South Africa’s (SA) President Cyril Ramaphosa has told mourners at the funeral service of civil rights leader in the United States (US), Reverend Jesse Jackson, in Chicago, that South Africans will never forget the role Jackson played on the global stage.
Ramaphosa has paid tribute to the late civil rights activist Reverend Jesse Jackson, at a private funeral service in Chicago Illinois, in the US.
“In the long and painful years of our struggle, when the voices of our people were often silenced, Jesse Jackson chose to belong to us by raising his voice against apartheid on our behalf. When our cause was ignored, and many would look away he stood firm in solidarity with us,” says Ramaphosa.
“He looked at a people he had never met and said: their pain is my pain. Their chains are my chains. Their struggle for freedom is my struggle. And for this, the people of SA remember him not as a distant friend, but as a brother in the struggle for justice and freedom,” he adds.
Jackson passed away following an illness, and his funeral service follows several memorial services.

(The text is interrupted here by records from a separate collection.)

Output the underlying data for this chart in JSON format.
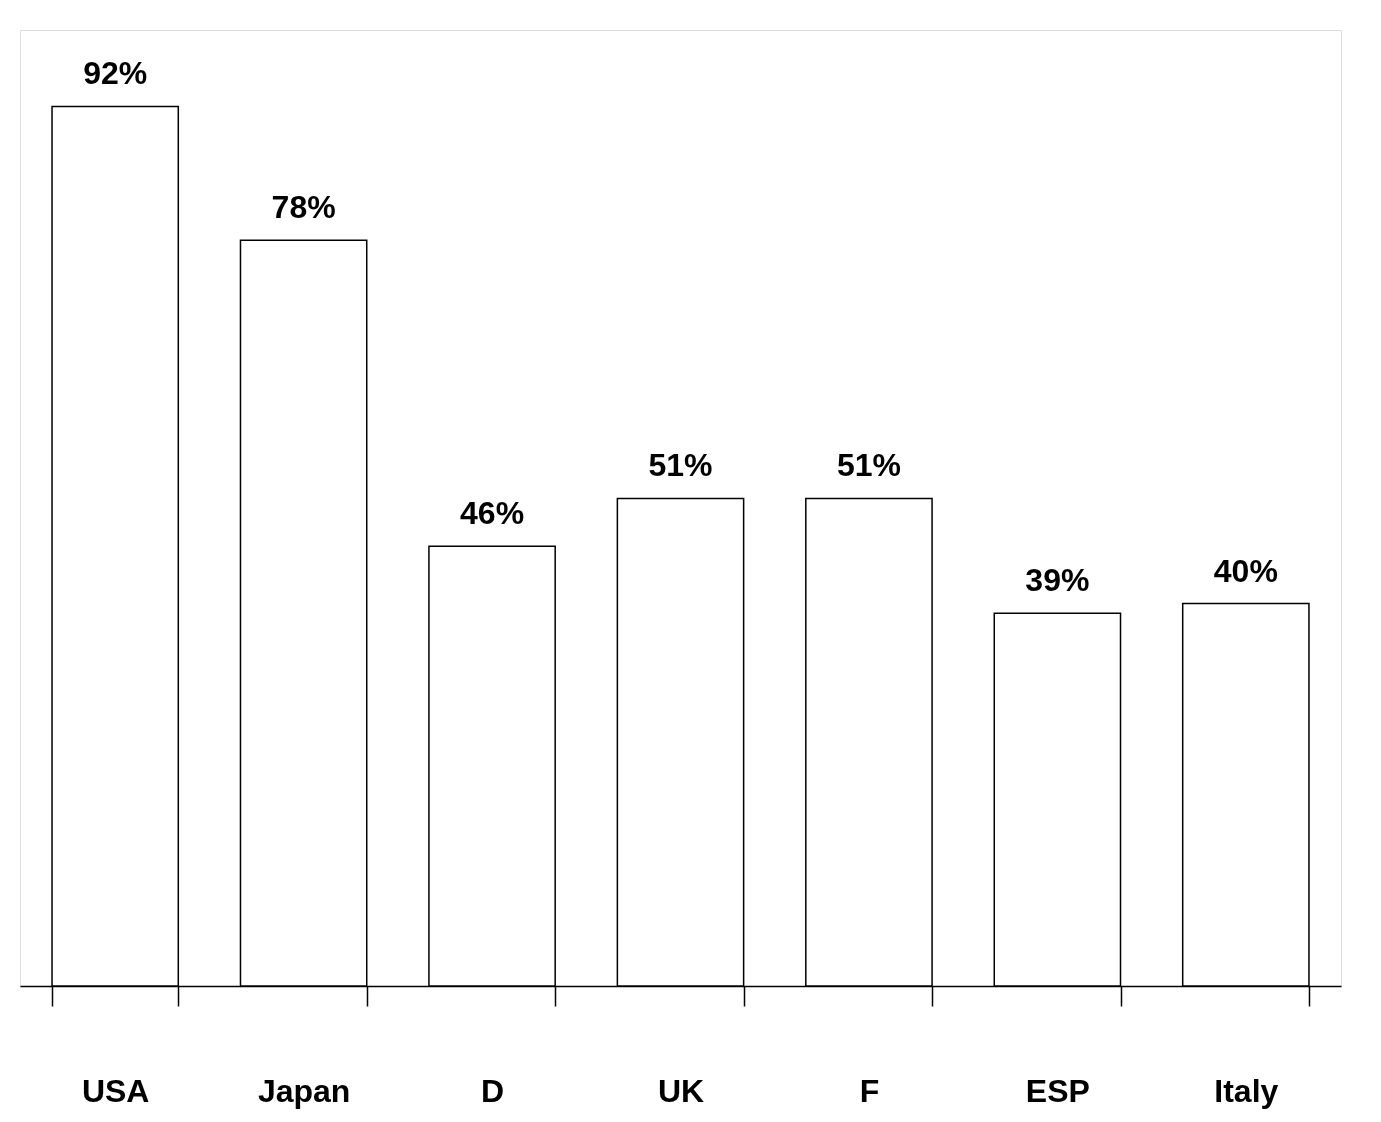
{
  "chart_data": {
    "type": "bar",
    "categories": [
      "USA",
      "Japan",
      "D",
      "UK",
      "F",
      "ESP",
      "Italy"
    ],
    "values": [
      92,
      78,
      46,
      51,
      51,
      39,
      40
    ],
    "value_labels": [
      "92%",
      "78%",
      "46%",
      "51%",
      "51%",
      "39%",
      "40%"
    ],
    "color": "#ffffff",
    "tick_labels": "x",
    "grid": false
  }
}
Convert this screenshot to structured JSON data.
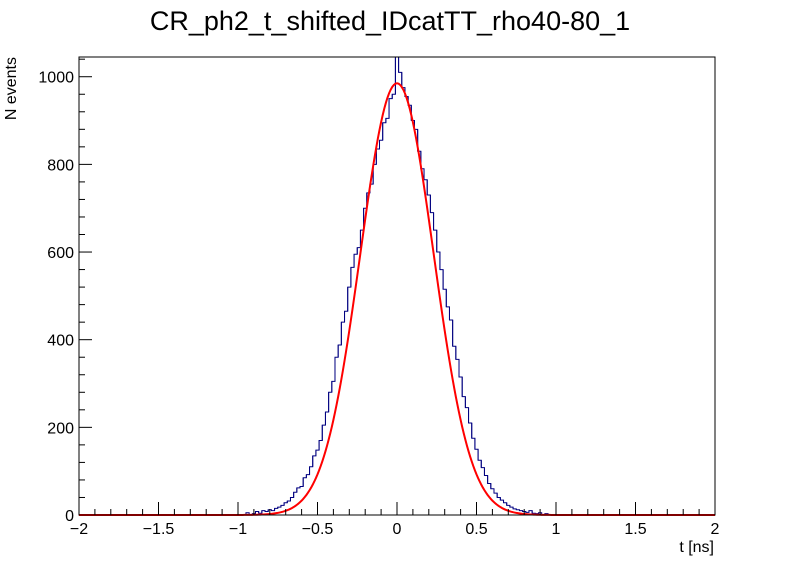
{
  "chart_data": {
    "type": "histogram",
    "title": "CR_ph2_t_shifted_IDcatTT_rho40-80_1",
    "xlabel": "t [ns]",
    "ylabel": "N events",
    "xlim": [
      -2,
      2
    ],
    "ylim": [
      0,
      1045
    ],
    "x_ticks": [
      "−2",
      "−1.5",
      "−1",
      "−0.5",
      "0",
      "0.5",
      "1",
      "1.5",
      "2"
    ],
    "y_ticks": [
      "0",
      "200",
      "400",
      "600",
      "800",
      "1000"
    ],
    "grid": false,
    "legend": "none",
    "series": [
      {
        "kind": "histogram",
        "color": "#000080",
        "bin_width": 0.02,
        "bins": [
          {
            "x": -0.94,
            "y": 5
          },
          {
            "x": -0.9,
            "y": 3
          },
          {
            "x": -0.88,
            "y": 8
          },
          {
            "x": -0.86,
            "y": 4
          },
          {
            "x": -0.84,
            "y": 10
          },
          {
            "x": -0.82,
            "y": 8
          },
          {
            "x": -0.8,
            "y": 12
          },
          {
            "x": -0.78,
            "y": 10
          },
          {
            "x": -0.76,
            "y": 15
          },
          {
            "x": -0.74,
            "y": 18
          },
          {
            "x": -0.72,
            "y": 22
          },
          {
            "x": -0.7,
            "y": 28
          },
          {
            "x": -0.68,
            "y": 32
          },
          {
            "x": -0.66,
            "y": 40
          },
          {
            "x": -0.64,
            "y": 52
          },
          {
            "x": -0.62,
            "y": 62
          },
          {
            "x": -0.6,
            "y": 65
          },
          {
            "x": -0.58,
            "y": 85
          },
          {
            "x": -0.56,
            "y": 92
          },
          {
            "x": -0.54,
            "y": 110
          },
          {
            "x": -0.52,
            "y": 135
          },
          {
            "x": -0.5,
            "y": 148
          },
          {
            "x": -0.48,
            "y": 170
          },
          {
            "x": -0.46,
            "y": 205
          },
          {
            "x": -0.44,
            "y": 235
          },
          {
            "x": -0.42,
            "y": 280
          },
          {
            "x": -0.4,
            "y": 305
          },
          {
            "x": -0.38,
            "y": 360
          },
          {
            "x": -0.36,
            "y": 388
          },
          {
            "x": -0.34,
            "y": 440
          },
          {
            "x": -0.32,
            "y": 465
          },
          {
            "x": -0.3,
            "y": 520
          },
          {
            "x": -0.28,
            "y": 565
          },
          {
            "x": -0.26,
            "y": 595
          },
          {
            "x": -0.24,
            "y": 610
          },
          {
            "x": -0.22,
            "y": 650
          },
          {
            "x": -0.2,
            "y": 700
          },
          {
            "x": -0.18,
            "y": 735
          },
          {
            "x": -0.16,
            "y": 755
          },
          {
            "x": -0.14,
            "y": 800
          },
          {
            "x": -0.12,
            "y": 835
          },
          {
            "x": -0.1,
            "y": 855
          },
          {
            "x": -0.08,
            "y": 895
          },
          {
            "x": -0.06,
            "y": 905
          },
          {
            "x": -0.04,
            "y": 950
          },
          {
            "x": -0.02,
            "y": 960
          },
          {
            "x": 0.0,
            "y": 1045
          },
          {
            "x": 0.02,
            "y": 1010
          },
          {
            "x": 0.04,
            "y": 975
          },
          {
            "x": 0.06,
            "y": 955
          },
          {
            "x": 0.08,
            "y": 935
          },
          {
            "x": 0.1,
            "y": 900
          },
          {
            "x": 0.12,
            "y": 880
          },
          {
            "x": 0.14,
            "y": 830
          },
          {
            "x": 0.16,
            "y": 790
          },
          {
            "x": 0.18,
            "y": 765
          },
          {
            "x": 0.2,
            "y": 730
          },
          {
            "x": 0.22,
            "y": 690
          },
          {
            "x": 0.24,
            "y": 650
          },
          {
            "x": 0.26,
            "y": 600
          },
          {
            "x": 0.28,
            "y": 560
          },
          {
            "x": 0.3,
            "y": 515
          },
          {
            "x": 0.32,
            "y": 475
          },
          {
            "x": 0.34,
            "y": 445
          },
          {
            "x": 0.36,
            "y": 385
          },
          {
            "x": 0.38,
            "y": 355
          },
          {
            "x": 0.4,
            "y": 315
          },
          {
            "x": 0.42,
            "y": 270
          },
          {
            "x": 0.44,
            "y": 245
          },
          {
            "x": 0.46,
            "y": 210
          },
          {
            "x": 0.48,
            "y": 175
          },
          {
            "x": 0.5,
            "y": 150
          },
          {
            "x": 0.52,
            "y": 125
          },
          {
            "x": 0.54,
            "y": 108
          },
          {
            "x": 0.56,
            "y": 90
          },
          {
            "x": 0.58,
            "y": 72
          },
          {
            "x": 0.6,
            "y": 60
          },
          {
            "x": 0.62,
            "y": 50
          },
          {
            "x": 0.64,
            "y": 40
          },
          {
            "x": 0.66,
            "y": 34
          },
          {
            "x": 0.68,
            "y": 28
          },
          {
            "x": 0.7,
            "y": 22
          },
          {
            "x": 0.72,
            "y": 18
          },
          {
            "x": 0.74,
            "y": 14
          },
          {
            "x": 0.76,
            "y": 12
          },
          {
            "x": 0.78,
            "y": 10
          },
          {
            "x": 0.8,
            "y": 8
          },
          {
            "x": 0.82,
            "y": 6
          },
          {
            "x": 0.84,
            "y": 10
          },
          {
            "x": 0.86,
            "y": 4
          },
          {
            "x": 0.88,
            "y": 3
          },
          {
            "x": 0.9,
            "y": 5
          },
          {
            "x": 0.94,
            "y": 3
          }
        ]
      },
      {
        "kind": "fit",
        "function": "gaus",
        "color": "#ff0000",
        "amplitude": 985,
        "mean": 0.0,
        "sigma": 0.23,
        "range": [
          -2,
          2
        ]
      }
    ]
  }
}
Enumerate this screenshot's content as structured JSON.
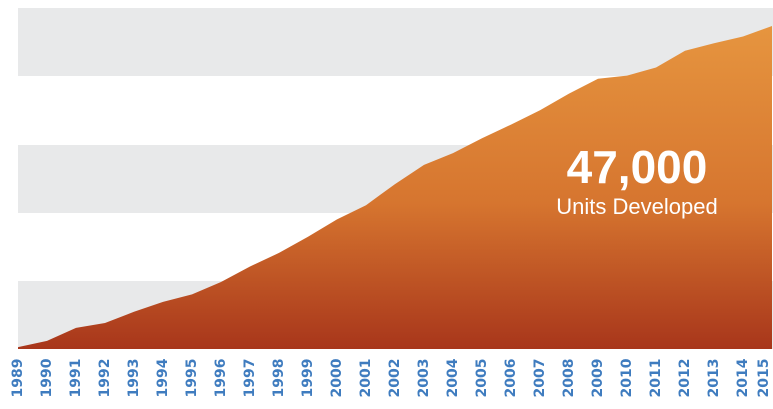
{
  "chart_data": {
    "type": "area",
    "title": "",
    "xlabel": "",
    "ylabel": "",
    "x": [
      "1989",
      "1990",
      "1991",
      "1992",
      "1993",
      "1994",
      "1995",
      "1996",
      "1997",
      "1998",
      "1999",
      "2000",
      "2001",
      "2002",
      "2003",
      "2004",
      "2005",
      "2006",
      "2007",
      "2008",
      "2009",
      "2010",
      "2011",
      "2012",
      "2013",
      "2014",
      "2015"
    ],
    "values": [
      300,
      1300,
      3400,
      4200,
      6000,
      7600,
      8800,
      10800,
      13300,
      15500,
      18100,
      20900,
      23200,
      26600,
      29700,
      31600,
      34000,
      36200,
      38500,
      41200,
      43600,
      44100,
      45400,
      48100,
      49300,
      50400,
      52100
    ],
    "ylim": [
      0,
      55000
    ],
    "grid": "alternating horizontal bands",
    "colors": {
      "area_top": "#e6953f",
      "area_bottom": "#a8361b",
      "band": "#e8e9ea",
      "tick_label": "#3f7cbf"
    },
    "annotation": {
      "value": "47,000",
      "label": "Units Developed"
    }
  }
}
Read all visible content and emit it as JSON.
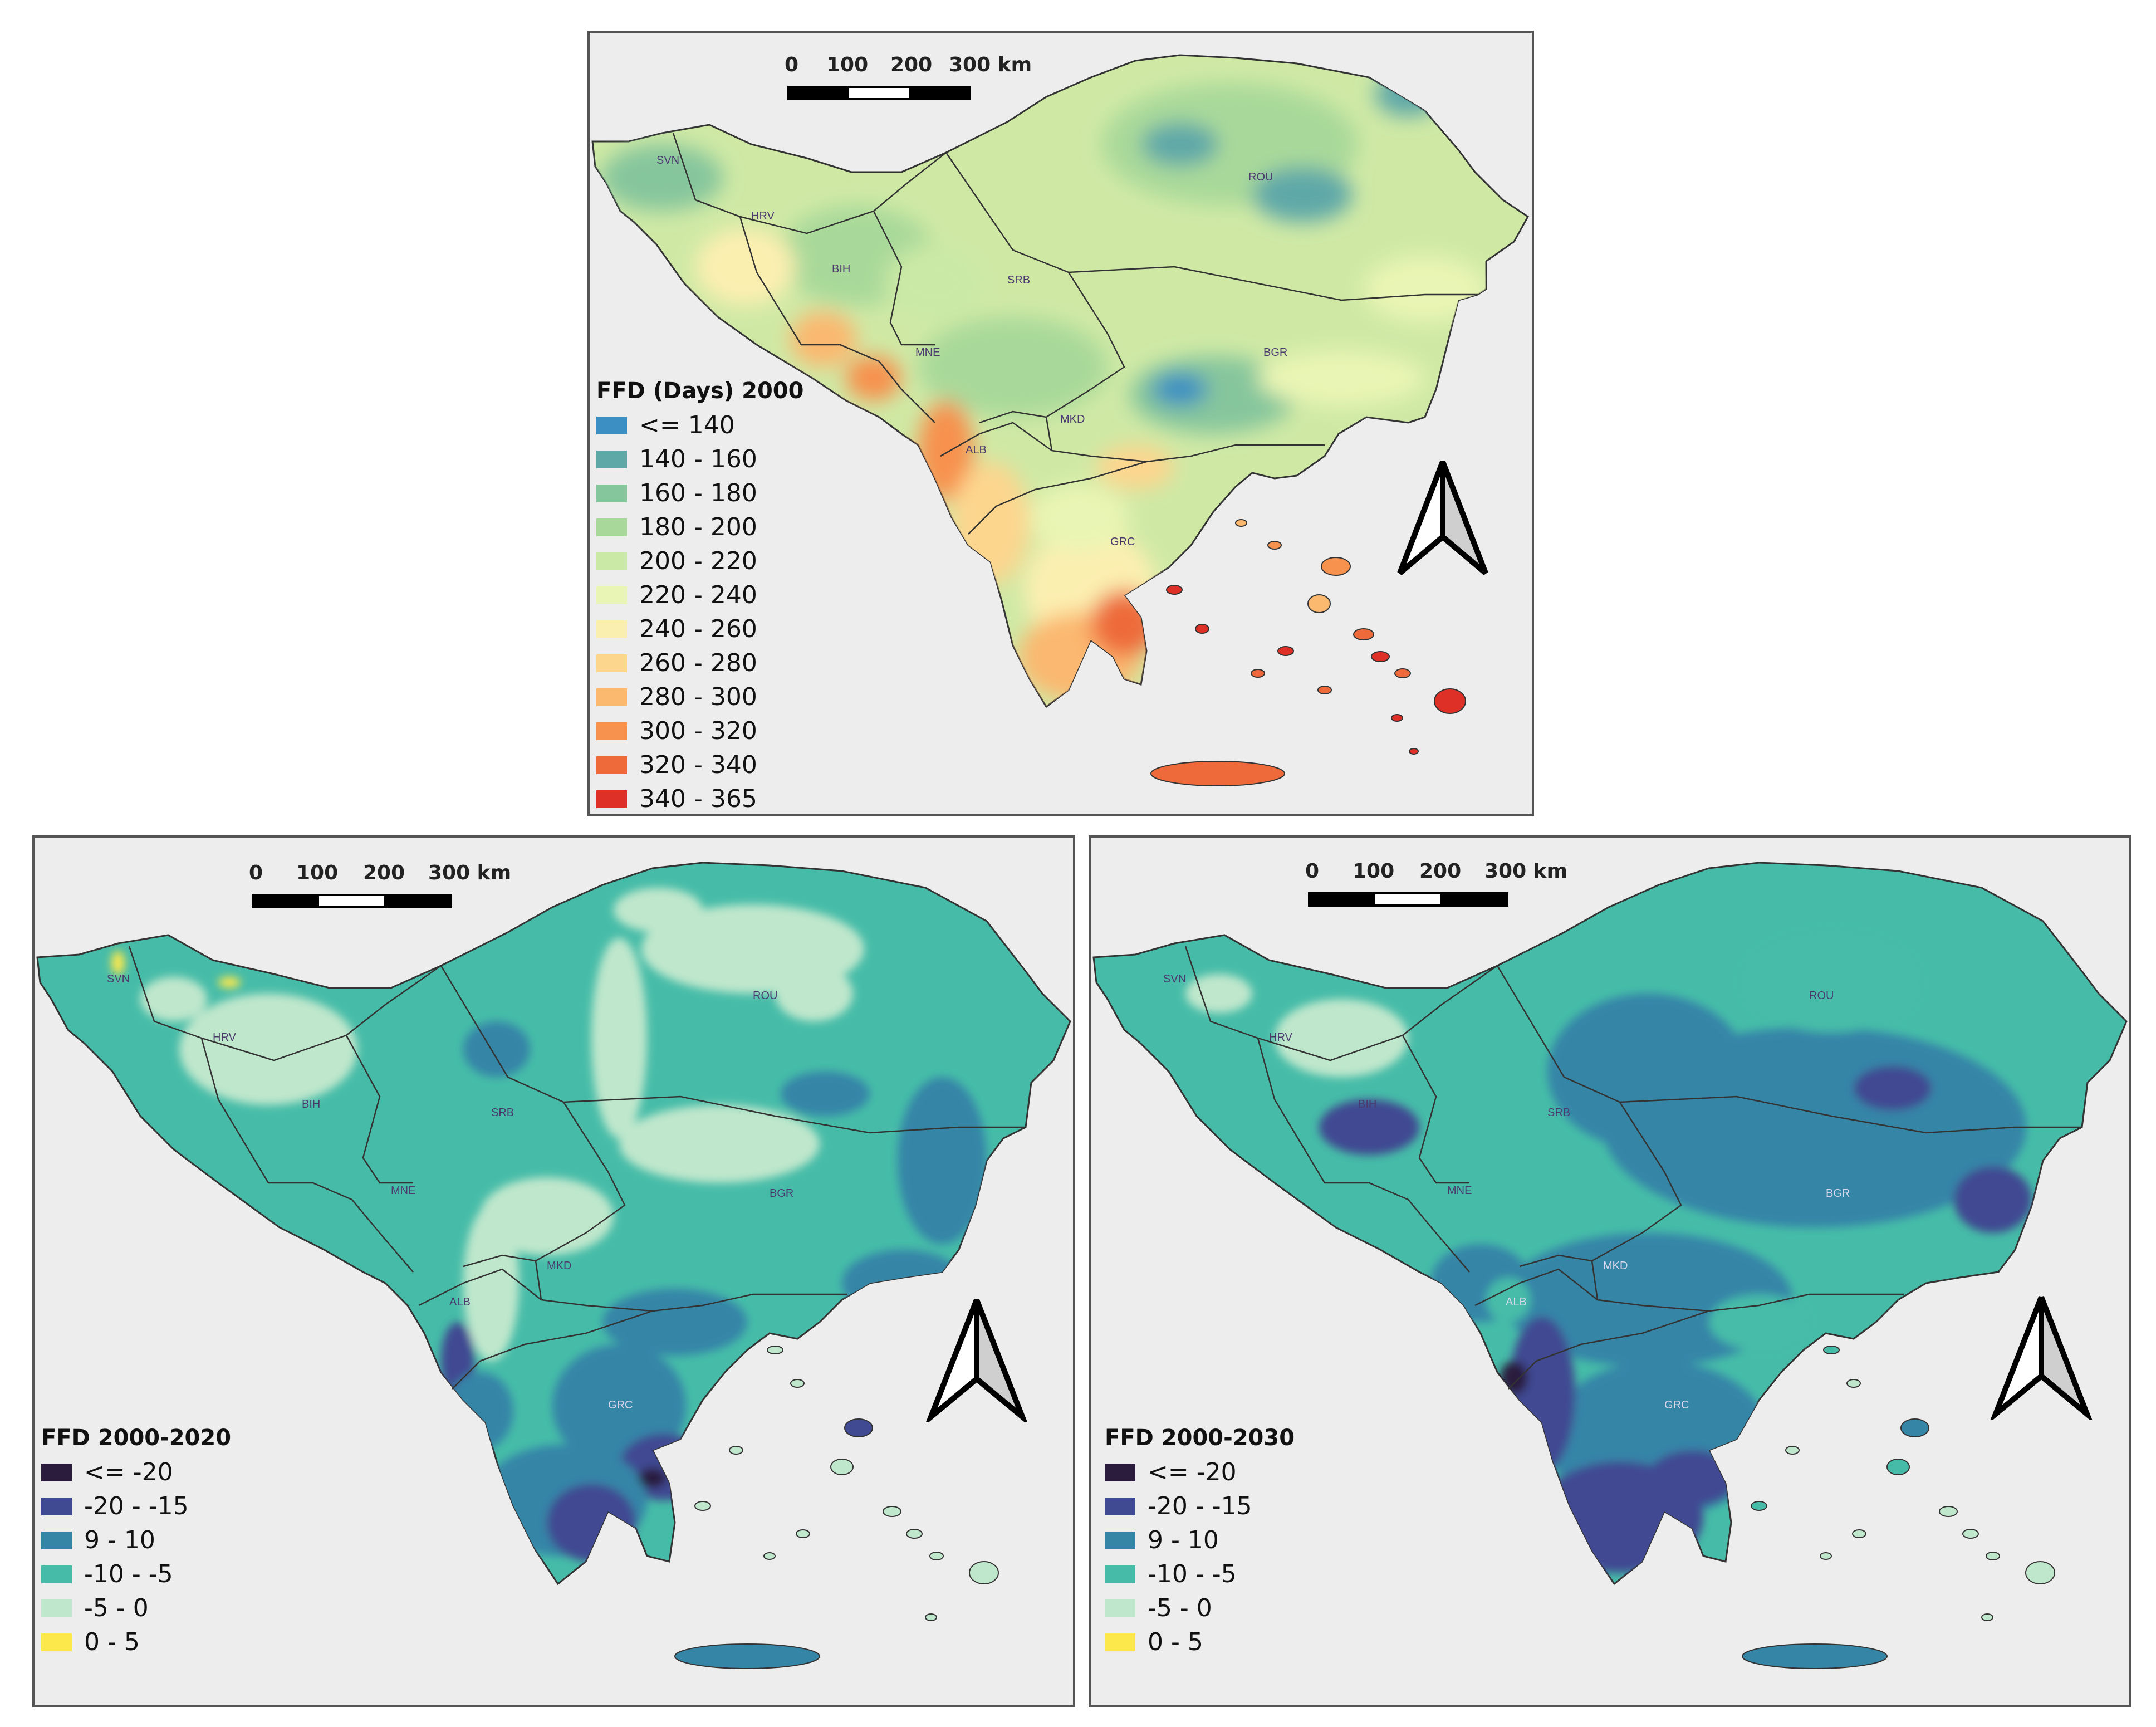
{
  "maps": {
    "top": {
      "scale_labels": [
        "0",
        "100",
        "200",
        "300 km"
      ],
      "legend": {
        "title": "FFD (Days) 2000",
        "items": [
          {
            "label": "<= 140",
            "color": "#3b8fc2"
          },
          {
            "label": "140 - 160",
            "color": "#5fa8a8"
          },
          {
            "label": "160 - 180",
            "color": "#86c69c"
          },
          {
            "label": "180 - 200",
            "color": "#a9d99a"
          },
          {
            "label": "200 - 220",
            "color": "#cbe9a6"
          },
          {
            "label": "220 - 240",
            "color": "#e9f5b4"
          },
          {
            "label": "240 - 260",
            "color": "#fbefb0"
          },
          {
            "label": "260 - 280",
            "color": "#fdd68e"
          },
          {
            "label": "280 - 300",
            "color": "#fbb86f"
          },
          {
            "label": "300 - 320",
            "color": "#f7914e"
          },
          {
            "label": "320 - 340",
            "color": "#ee6a3a"
          },
          {
            "label": "340 - 365",
            "color": "#df3027"
          }
        ]
      },
      "country_labels": [
        "SVN",
        "HRV",
        "BIH",
        "SRB",
        "ROU",
        "MNE",
        "BGR",
        "MKD",
        "ALB",
        "GRC"
      ]
    },
    "left": {
      "scale_labels": [
        "0",
        "100",
        "200",
        "300 km"
      ],
      "legend": {
        "title": "FFD 2000-2020",
        "items": [
          {
            "label": "<= -20",
            "color": "#2b1b3d"
          },
          {
            "label": "-20 - -15",
            "color": "#3f4a92"
          },
          {
            "label": "9 - 10",
            "color": "#3585a7"
          },
          {
            "label": "-10 - -5",
            "color": "#46bca8"
          },
          {
            "label": "-5 - 0",
            "color": "#bfe7cc"
          },
          {
            "label": "0 - 5",
            "color": "#fde84c"
          }
        ]
      },
      "country_labels": [
        "SVN",
        "HRV",
        "BIH",
        "SRB",
        "ROU",
        "MNE",
        "BGR",
        "MKD",
        "ALB",
        "GRC"
      ]
    },
    "right": {
      "scale_labels": [
        "0",
        "100",
        "200",
        "300 km"
      ],
      "legend": {
        "title": "FFD 2000-2030",
        "items": [
          {
            "label": "<= -20",
            "color": "#2b1b3d"
          },
          {
            "label": "-20 - -15",
            "color": "#3f4a92"
          },
          {
            "label": "9 - 10",
            "color": "#3585a7"
          },
          {
            "label": "-10 - -5",
            "color": "#46bca8"
          },
          {
            "label": "-5 - 0",
            "color": "#bfe7cc"
          },
          {
            "label": "0 - 5",
            "color": "#fde84c"
          }
        ]
      },
      "country_labels": [
        "SVN",
        "HRV",
        "BIH",
        "SRB",
        "ROU",
        "MNE",
        "BGR",
        "MKD",
        "ALB",
        "GRC"
      ]
    }
  }
}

While given just two minutes to speak, Ramaphosa said that the story of Jackson and SA can never be told in a short time. He says Jackson had an impact from the streets of Chicago to the streets of Soweto.
He described Jackson as a proud African, likening him to the likes of Pixley ka Isaka Seme.
“He epitomised the image that was depicted by one of the key founders of the African National Congress, Pixley ka Isaka Seme, who delivered a most famous speech in 1906 when he was a student at Columbia University,” says Ramaphosa.
“He said: ‘I am an African, and I set my pride in my race over against a hostile public opinion. The brighter day is rising upon Africa. Already I seem to see her chains dissolved.’ That speech captured the spirit of African pride and hope. This is what Jesse Jackson meant to South Africa and Africa. Hence we stand here today and say he also belongs to us.”
He says at the height of aparthied in SA, Jackson was one of the people that stood with the people of SA.
“Jesse Jackson stood with the people of South Africa during our darkest hour. He told the world that the struggle for dignity in the US of America was inseparable from the fight against apartheid and injustice in SA,” says Ramaphosa.